Comment 3 Mudit Agarwal 2021-01-06 13:24:06 UTC
Umanga, I guess this should be fixed by https://github.com/openshift/ocs-operator/pull/976

Comment 8 umanga 2021-01-06 15:23:31 UTC
(In reply to Mudit Agarwal from comment #3)
> Umanga, I guess this should be fixed by
> https://github.com/openshift/ocs-operator/pull/976

This PR fixes the annotation so we no longer have to use hacks.

This issue is something else. I'm looking into it but it's mostly a miss configuration as others have tested it successfully.

Comment 9 umanga 2021-01-06 16:43:03 UTC
Flexible Scaling is enabled which forced Failure Domain to be Host instead of Zone.
So Arbiter Mode fails.

Disable Flexible Scaling and Arbiter should work fine.

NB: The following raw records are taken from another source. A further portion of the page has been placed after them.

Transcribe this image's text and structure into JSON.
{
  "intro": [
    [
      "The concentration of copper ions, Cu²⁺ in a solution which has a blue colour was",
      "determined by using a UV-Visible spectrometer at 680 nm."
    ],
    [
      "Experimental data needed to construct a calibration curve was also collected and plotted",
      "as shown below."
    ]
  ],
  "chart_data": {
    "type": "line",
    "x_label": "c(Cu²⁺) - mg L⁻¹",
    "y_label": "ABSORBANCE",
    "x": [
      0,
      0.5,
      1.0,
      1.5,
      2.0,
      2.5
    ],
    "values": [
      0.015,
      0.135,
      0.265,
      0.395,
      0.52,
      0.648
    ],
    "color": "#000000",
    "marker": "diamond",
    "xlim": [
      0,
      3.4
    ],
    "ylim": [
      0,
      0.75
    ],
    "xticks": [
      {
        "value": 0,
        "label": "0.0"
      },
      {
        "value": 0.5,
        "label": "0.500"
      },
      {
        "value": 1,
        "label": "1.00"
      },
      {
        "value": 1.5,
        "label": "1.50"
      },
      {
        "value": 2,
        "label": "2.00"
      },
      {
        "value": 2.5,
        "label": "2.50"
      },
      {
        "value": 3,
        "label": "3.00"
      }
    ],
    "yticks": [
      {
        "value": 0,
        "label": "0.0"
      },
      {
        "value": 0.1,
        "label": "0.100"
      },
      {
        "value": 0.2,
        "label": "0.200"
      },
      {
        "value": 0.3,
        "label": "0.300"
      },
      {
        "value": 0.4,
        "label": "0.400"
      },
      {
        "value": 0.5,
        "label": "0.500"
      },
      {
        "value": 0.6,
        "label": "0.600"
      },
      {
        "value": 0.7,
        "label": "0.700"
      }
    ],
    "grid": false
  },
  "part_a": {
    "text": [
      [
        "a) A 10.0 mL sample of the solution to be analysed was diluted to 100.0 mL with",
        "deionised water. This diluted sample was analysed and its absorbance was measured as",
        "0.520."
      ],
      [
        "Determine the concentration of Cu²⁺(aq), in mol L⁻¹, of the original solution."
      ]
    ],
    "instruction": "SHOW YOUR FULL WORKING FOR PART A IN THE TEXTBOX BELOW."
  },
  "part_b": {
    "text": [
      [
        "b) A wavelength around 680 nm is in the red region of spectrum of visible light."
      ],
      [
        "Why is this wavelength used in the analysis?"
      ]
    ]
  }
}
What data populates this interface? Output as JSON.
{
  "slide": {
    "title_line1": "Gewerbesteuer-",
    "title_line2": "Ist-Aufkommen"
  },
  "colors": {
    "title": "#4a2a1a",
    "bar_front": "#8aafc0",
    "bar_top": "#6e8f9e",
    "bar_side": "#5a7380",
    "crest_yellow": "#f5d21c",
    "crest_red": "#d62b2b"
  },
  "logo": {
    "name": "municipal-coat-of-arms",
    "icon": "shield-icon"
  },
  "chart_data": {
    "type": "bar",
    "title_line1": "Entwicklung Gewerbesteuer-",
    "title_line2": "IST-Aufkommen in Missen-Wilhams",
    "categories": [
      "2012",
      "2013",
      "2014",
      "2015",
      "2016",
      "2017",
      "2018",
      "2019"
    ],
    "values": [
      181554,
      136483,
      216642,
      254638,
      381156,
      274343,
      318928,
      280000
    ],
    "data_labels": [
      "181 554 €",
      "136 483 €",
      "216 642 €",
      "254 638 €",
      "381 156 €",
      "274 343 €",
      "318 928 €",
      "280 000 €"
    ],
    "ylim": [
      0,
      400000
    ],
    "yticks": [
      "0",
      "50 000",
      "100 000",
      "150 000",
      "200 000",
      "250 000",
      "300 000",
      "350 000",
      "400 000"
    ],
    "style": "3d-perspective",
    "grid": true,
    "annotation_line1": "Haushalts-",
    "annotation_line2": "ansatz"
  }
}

Comment 17 errata-xmlrpc 2021-02-24 15:50:26 UTC
Since the problem described in this bug report should be
resolved in a recent advisory, it has been closed with a
resolution of ERRATA.

For information on the advisory (Moderate: OpenShift Container Platform 4.7.0 security, bug fix, and enhancement update), and where to find the updated
files, follow the link below.

If the solution does not work for you, open a new bug report.

https://access.redhat.com/errata/RHSA-2020:5633